By Dan Catchpole and Nathan Gomes
March 17 (Reuters) – Boeing expects its commercial airplane division to turn a profit in 2027, not this year as previously expected due to higher-than-expected costs of its purchase of parts supplier Spirit AeroSystems, its chief financial officer said on Tuesday, in a new setback for the U.S. planemaker.
Boeing’s commercial airplane division will likely post an operating margin loss of 7.5% to 8% in the first quarter, he said. The division lost $632 million in 2025 and $2.1 billion in 2024.
The company expects to increase production of its popular 737 MAX jet from roughly 42 aircraft a month to 47 a month by year’s end and to deliver about 500 of the jets this year, Chief Financial Officer Jay Malave said at the Bank of America Global Industrials Conference in London.

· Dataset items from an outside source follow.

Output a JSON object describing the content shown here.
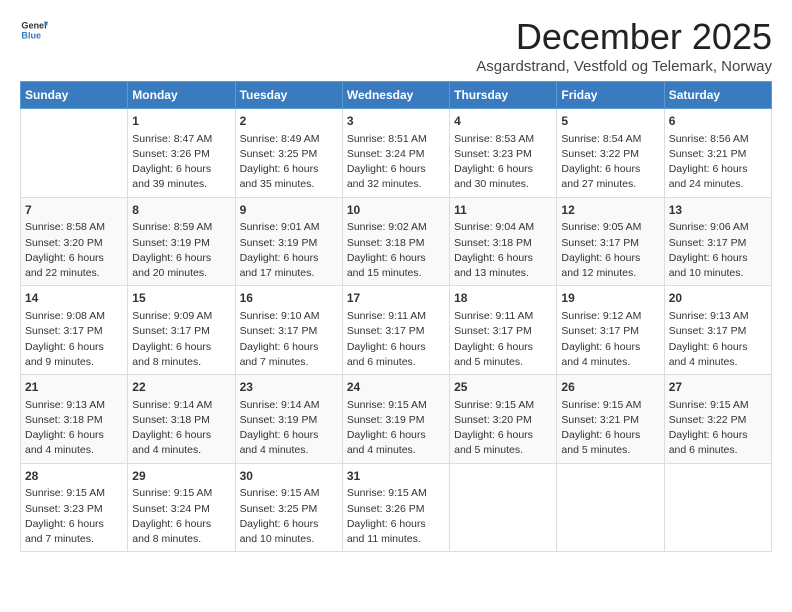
{
  "header": {
    "logo_line1": "General",
    "logo_line2": "Blue",
    "title": "December 2025",
    "subtitle": "Asgardstrand, Vestfold og Telemark, Norway"
  },
  "days_of_week": [
    "Sunday",
    "Monday",
    "Tuesday",
    "Wednesday",
    "Thursday",
    "Friday",
    "Saturday"
  ],
  "weeks": [
    [
      {
        "day": "",
        "info": ""
      },
      {
        "day": "1",
        "info": "Sunrise: 8:47 AM\nSunset: 3:26 PM\nDaylight: 6 hours\nand 39 minutes."
      },
      {
        "day": "2",
        "info": "Sunrise: 8:49 AM\nSunset: 3:25 PM\nDaylight: 6 hours\nand 35 minutes."
      },
      {
        "day": "3",
        "info": "Sunrise: 8:51 AM\nSunset: 3:24 PM\nDaylight: 6 hours\nand 32 minutes."
      },
      {
        "day": "4",
        "info": "Sunrise: 8:53 AM\nSunset: 3:23 PM\nDaylight: 6 hours\nand 30 minutes."
      },
      {
        "day": "5",
        "info": "Sunrise: 8:54 AM\nSunset: 3:22 PM\nDaylight: 6 hours\nand 27 minutes."
      },
      {
        "day": "6",
        "info": "Sunrise: 8:56 AM\nSunset: 3:21 PM\nDaylight: 6 hours\nand 24 minutes."
      }
    ],
    [
      {
        "day": "7",
        "info": "Sunrise: 8:58 AM\nSunset: 3:20 PM\nDaylight: 6 hours\nand 22 minutes."
      },
      {
        "day": "8",
        "info": "Sunrise: 8:59 AM\nSunset: 3:19 PM\nDaylight: 6 hours\nand 20 minutes."
      },
      {
        "day": "9",
        "info": "Sunrise: 9:01 AM\nSunset: 3:19 PM\nDaylight: 6 hours\nand 17 minutes."
      },
      {
        "day": "10",
        "info": "Sunrise: 9:02 AM\nSunset: 3:18 PM\nDaylight: 6 hours\nand 15 minutes."
      },
      {
        "day": "11",
        "info": "Sunrise: 9:04 AM\nSunset: 3:18 PM\nDaylight: 6 hours\nand 13 minutes."
      },
      {
        "day": "12",
        "info": "Sunrise: 9:05 AM\nSunset: 3:17 PM\nDaylight: 6 hours\nand 12 minutes."
      },
      {
        "day": "13",
        "info": "Sunrise: 9:06 AM\nSunset: 3:17 PM\nDaylight: 6 hours\nand 10 minutes."
      }
    ],
    [
      {
        "day": "14",
        "info": "Sunrise: 9:08 AM\nSunset: 3:17 PM\nDaylight: 6 hours\nand 9 minutes."
      },
      {
        "day": "15",
        "info": "Sunrise: 9:09 AM\nSunset: 3:17 PM\nDaylight: 6 hours\nand 8 minutes."
      },
      {
        "day": "16",
        "info": "Sunrise: 9:10 AM\nSunset: 3:17 PM\nDaylight: 6 hours\nand 7 minutes."
      },
      {
        "day": "17",
        "info": "Sunrise: 9:11 AM\nSunset: 3:17 PM\nDaylight: 6 hours\nand 6 minutes."
      },
      {
        "day": "18",
        "info": "Sunrise: 9:11 AM\nSunset: 3:17 PM\nDaylight: 6 hours\nand 5 minutes."
      },
      {
        "day": "19",
        "info": "Sunrise: 9:12 AM\nSunset: 3:17 PM\nDaylight: 6 hours\nand 4 minutes."
      },
      {
        "day": "20",
        "info": "Sunrise: 9:13 AM\nSunset: 3:17 PM\nDaylight: 6 hours\nand 4 minutes."
      }
    ],
    [
      {
        "day": "21",
        "info": "Sunrise: 9:13 AM\nSunset: 3:18 PM\nDaylight: 6 hours\nand 4 minutes."
      },
      {
        "day": "22",
        "info": "Sunrise: 9:14 AM\nSunset: 3:18 PM\nDaylight: 6 hours\nand 4 minutes."
      },
      {
        "day": "23",
        "info": "Sunrise: 9:14 AM\nSunset: 3:19 PM\nDaylight: 6 hours\nand 4 minutes."
      },
      {
        "day": "24",
        "info": "Sunrise: 9:15 AM\nSunset: 3:19 PM\nDaylight: 6 hours\nand 4 minutes."
      },
      {
        "day": "25",
        "info": "Sunrise: 9:15 AM\nSunset: 3:20 PM\nDaylight: 6 hours\nand 5 minutes."
      },
      {
        "day": "26",
        "info": "Sunrise: 9:15 AM\nSunset: 3:21 PM\nDaylight: 6 hours\nand 5 minutes."
      },
      {
        "day": "27",
        "info": "Sunrise: 9:15 AM\nSunset: 3:22 PM\nDaylight: 6 hours\nand 6 minutes."
      }
    ],
    [
      {
        "day": "28",
        "info": "Sunrise: 9:15 AM\nSunset: 3:23 PM\nDaylight: 6 hours\nand 7 minutes."
      },
      {
        "day": "29",
        "info": "Sunrise: 9:15 AM\nSunset: 3:24 PM\nDaylight: 6 hours\nand 8 minutes."
      },
      {
        "day": "30",
        "info": "Sunrise: 9:15 AM\nSunset: 3:25 PM\nDaylight: 6 hours\nand 10 minutes."
      },
      {
        "day": "31",
        "info": "Sunrise: 9:15 AM\nSunset: 3:26 PM\nDaylight: 6 hours\nand 11 minutes."
      },
      {
        "day": "",
        "info": ""
      },
      {
        "day": "",
        "info": ""
      },
      {
        "day": "",
        "info": ""
      }
    ]
  ]
}
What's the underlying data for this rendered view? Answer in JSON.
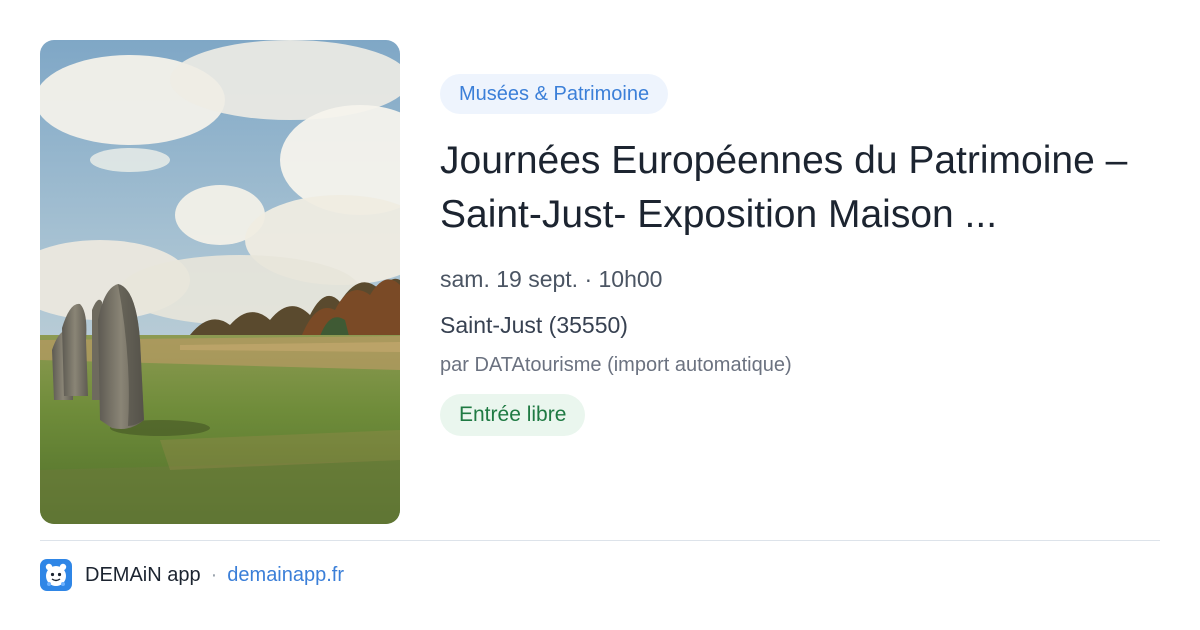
{
  "event": {
    "category": "Musées & Patrimoine",
    "title": "Journées Européennes du Patrimoine – Saint-Just- Exposition Maison ...",
    "datetime": "sam. 19 sept. · 10h00",
    "location": "Saint-Just (35550)",
    "source": "par DATAtourisme (import automatique)",
    "price": "Entrée libre",
    "image": "standing-stones-photo"
  },
  "footer": {
    "app_name": "DEMAiN app",
    "separator": "·",
    "link": "demainapp.fr",
    "icon": "demain-app-icon"
  },
  "colors": {
    "accent": "#3b7fd8",
    "category_bg": "#eef4fd",
    "price_text": "#1f7a43",
    "price_bg": "#eaf6ee",
    "title": "#1c2430"
  }
}
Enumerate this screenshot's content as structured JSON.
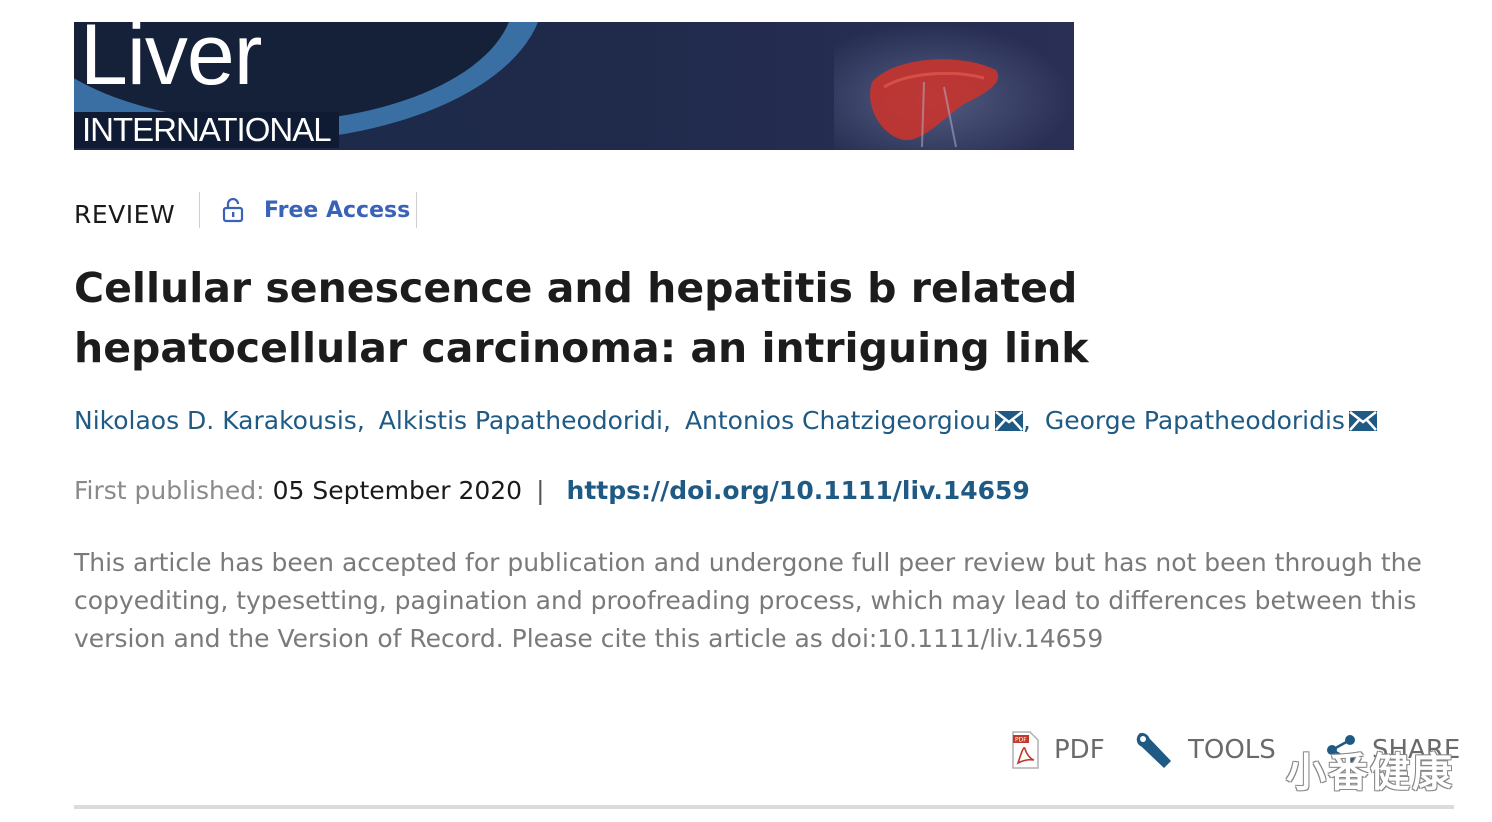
{
  "banner": {
    "logo_main": "Liver",
    "logo_sub": "INTERNATIONAL"
  },
  "article": {
    "type_label": "REVIEW",
    "access_label": "Free Access",
    "title": "Cellular senescence and hepatitis b related hepatocellular carcinoma: an intriguing link",
    "authors": [
      {
        "name": "Nikolaos D. Karakousis",
        "has_mail": false
      },
      {
        "name": "Alkistis Papatheodoridi",
        "has_mail": false
      },
      {
        "name": "Antonios Chatzigeorgiou",
        "has_mail": true
      },
      {
        "name": "George Papatheodoridis",
        "has_mail": true
      }
    ],
    "published_label": "First published:",
    "published_date": "05 September 2020",
    "separator": "|",
    "doi_link": "https://doi.org/10.1111/liv.14659",
    "notice": "This article has been accepted for publication and undergone full peer review but has not been through the copyediting, typesetting, pagination and proofreading process, which may lead to differences between this version and the Version of Record. Please cite this article as doi:10.1111/liv.14659"
  },
  "toolbar": {
    "pdf_label": "PDF",
    "tools_label": "TOOLS",
    "share_label": "SHARE"
  },
  "watermark": "小番健康",
  "colors": {
    "link": "#1f5a85",
    "access": "#3a63b8",
    "muted": "#7a7a7a",
    "banner": "#1b2846"
  }
}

The single-aisle jet is critical to Boeing’s financial recovery. Planemakers receive the majority of cash from customers when they deliver new aircraft.
Deliveries in the first quarter were slightly hampered by damage to wiring on about 25 737s, but fixing the problem only required a few more days of work and will not hurt annual deliveries, Malave said.
SHARES CONTINUE SLIDE
Boeing shares were down 1.8% around midday, continuing a 13% slide in the past month.
Malave said Boeing does not plan to introduce another new jetliner anytime soon, saying neither airlines, new technology, nor Boeing itself is ready for a new airplane model.
The commercial airplane division is focused on stabilizing and increasing jetliner production, and certifying and delivering the 737-7 and -10 models and the 777-9, the first model of its new 777X jet.
Adopting a new airplane model requires high one-time costs for airlines, and there is no new technology that justifies those costs, said Robert Mann, aviation analyst and principal at R.W. Mann and Company.
The latest generation of engines has, in general, proven more problematic and inefficient than expected, he said.
They have required maintenance sooner than anticipated, and for some engines, particularly Pratt & Whitney’s geared turbofan, major maintenance is taking longer than planned, Mann said.
That has put pressure on the engine supply chain to keep up with demand for aftermarket spare parts and new engines.
Regarding plans to increase jetliner output, Malave said Boeing is monitoring the engine supply chain, particularly the tension between demand for aftermarket parts and original equipment.
Boeing’s first-quarter 787 Dreamliner deliveries will be down slightly from a projected 20 aircraft to about 15 of the popular widebody jet, mostly due to delays certifying premium-class seat designs, he said.
“Premium seating has been challenging,” he said. “Those are very strict, rigorous types of certifications.”
The planemaker wants to increase 787 production from its current rate of eight Dreamliners per month to 10 by the end of 2026. The company is expanding its 787 assembly plant in North Charleston, South Carolina.